President-elect Donald Trump on Friday named Johns Hopkins University surgeon Marty Makary to lead the Food and Drug Administration, choosing a prolific medical researcher who bucked consensus on the necessity of frequent vaccination during the COVID-19 pandemic.
As FDA commissioner, Makary would oversee an agency of some 18,000 employees who assess new drugs and devices, review the performance of approved medicines and monitor food quality and safety. The agency typically evaluates and makes decisions on more than 50 new drug and biological products each year.
Makary, whose specialty is pancreatic surgery, is something of a more traditional health nominee than Trump’s controversial picks of Robert F. Kennedy Jr. to lead the Department of Health and Human Services and Mehmet Oz to run the Centers for Medicare and Medicaid Services.
Both the FDA and the CMS are overseen by HHS, giving Kennedy, who has alarmed many in the medical community with his views on vaccines, substantial power over the two agencies and Trump’s healthcare agenda. And in naming all three, Trump emphasized their willingness to take on industry and shake up the agencies he’s selected them to lead.
“FDA has lost the trust of Americans, and has lost sight of its primary goal as a regulator,” Trump wrote in a statement late Friday on Truth Social. “The agency needs Dr. Marty Makary, a highly respected Johns Hopkins surgical oncologist and health policy expert to course-correct and refocus the agency.”
Makary has authored many papers published in medical journals on topics ranging from pancreatic surgery protocols to patient safety and healthcare costs.

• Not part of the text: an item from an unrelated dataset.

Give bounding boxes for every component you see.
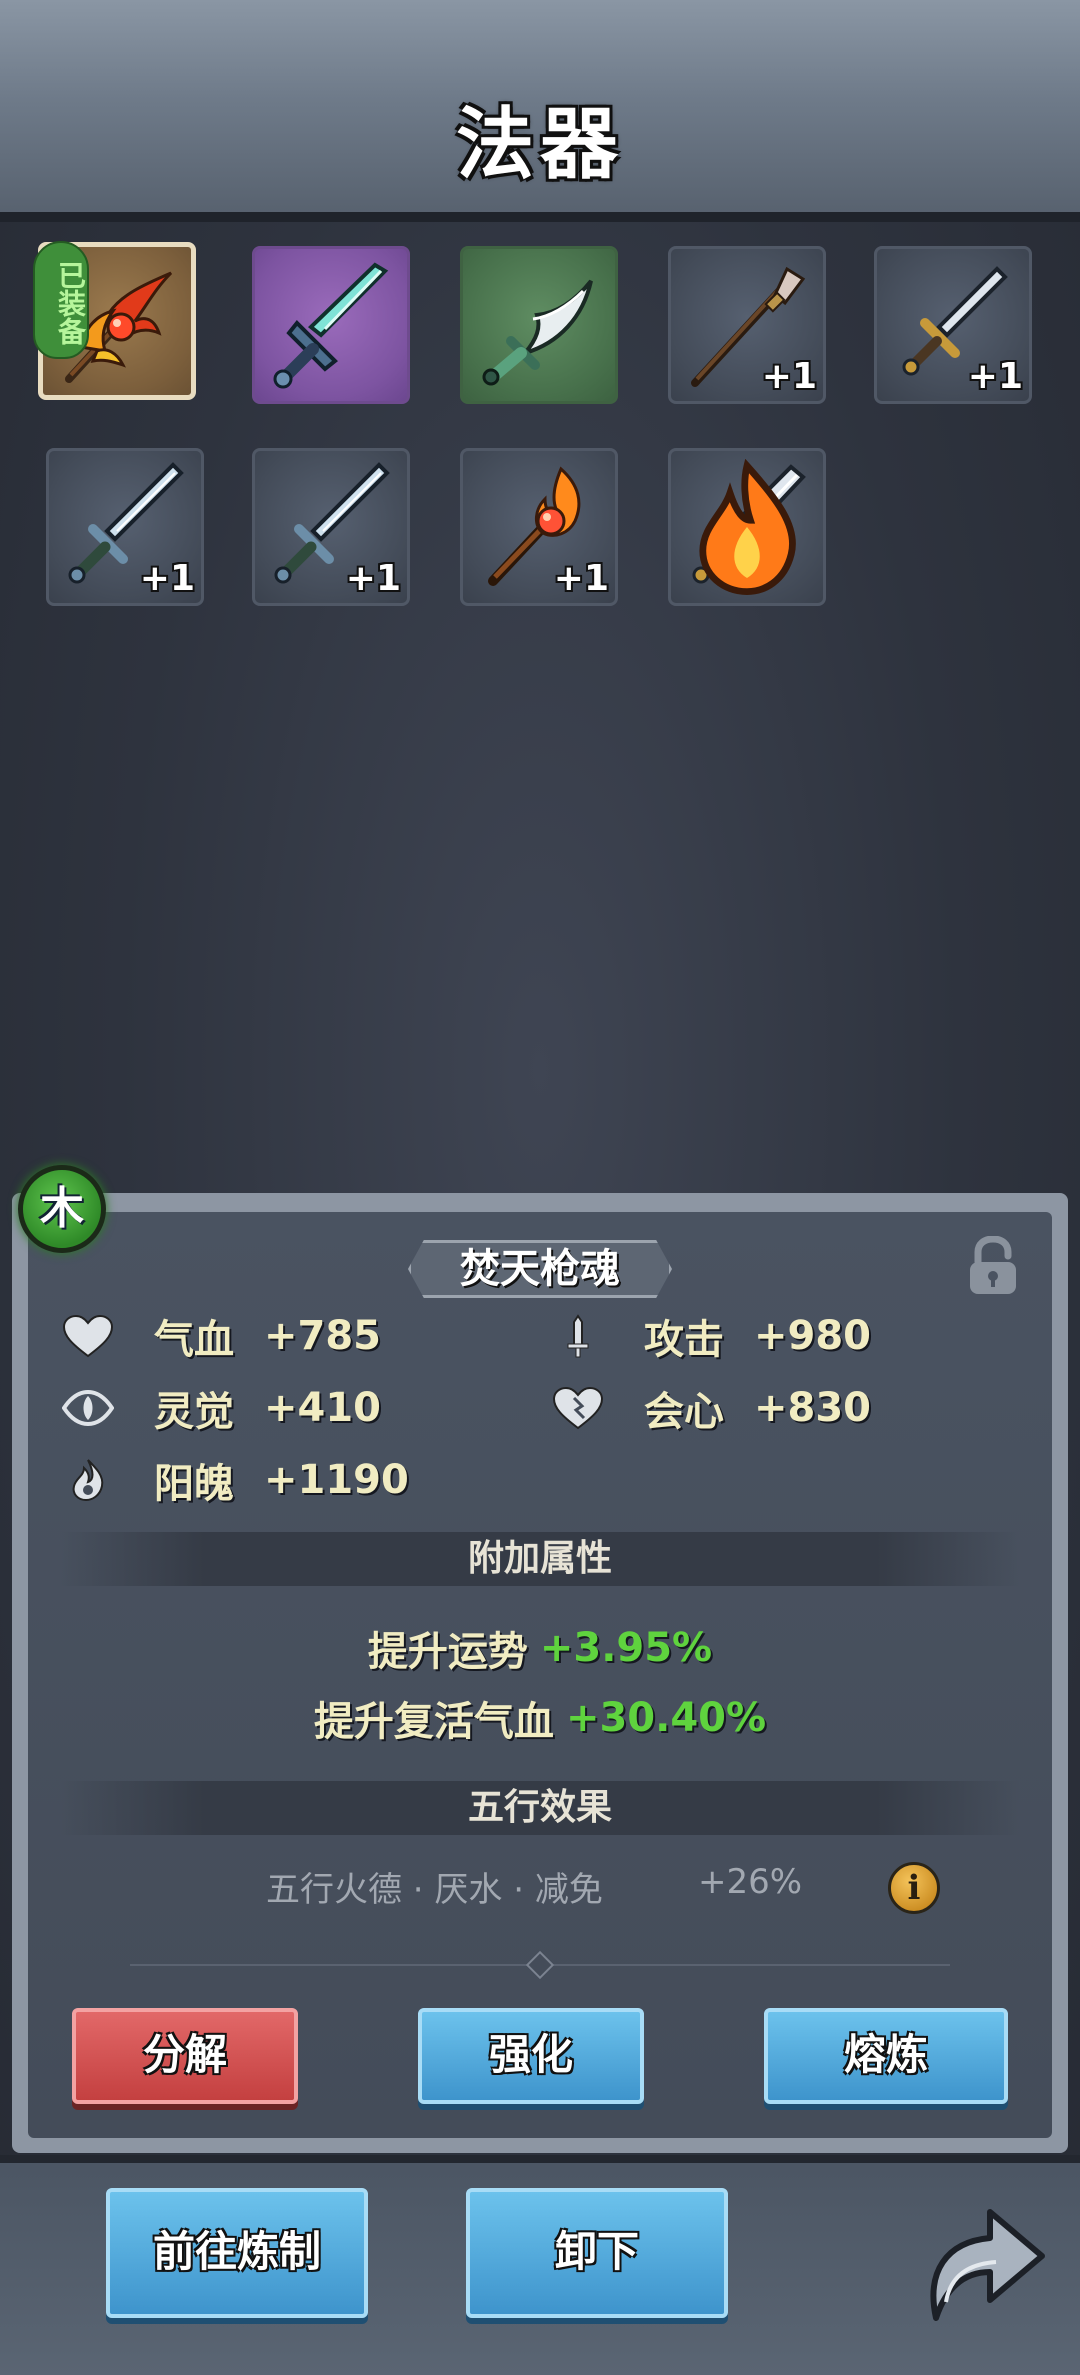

Among them is a 2016 critique of the Orphan Drug Act that scrutinizes drugmaker tactics to secure protections for rare disease drugs they later expand to wider use.
He’s also the author of several books, including one titled “Blind Spots” that attacks what Makary describes as scientific “groupthink” and advocates for greater scrutiny of medical dogmas on topics like peanut allergies.
Makary doesn’t appear to hold the same anti-vaccine views as Kennedy, describing himself as “pro-vaccine” in a 2021 editorial published by U.S. News. But he opposed broad vaccine mandates and criticized COVID vaccination policies for young adults and children.
In a journal article this year, for example, he and other researchers argued that university mandates requiring students to receive COVID boosters in 2022 were “unethical,” because they caused more harm than good.
If confirmed as FDA commissioner, Makary would have the difficult job of balancing the FDA’s scientific credibility on vaccines — which he has appeared to support broadly — with the skepticism and at times outright opposition of Kennedy and other conservative leaders.
FDA commissioners report to the health secretary. Makary would replace Robert Califf, who has served as the FDA’s head under President Joseph Biden and former President Barack Obama.
Unlike Califf, Makary does not appear to have been involved in many clinical trials testing experimental drugs. He is listed as the chief investigator of an interventional study in the U.S. government’s trial database but that test, of chemotherapy following pancreatic cancer surgery, was never started.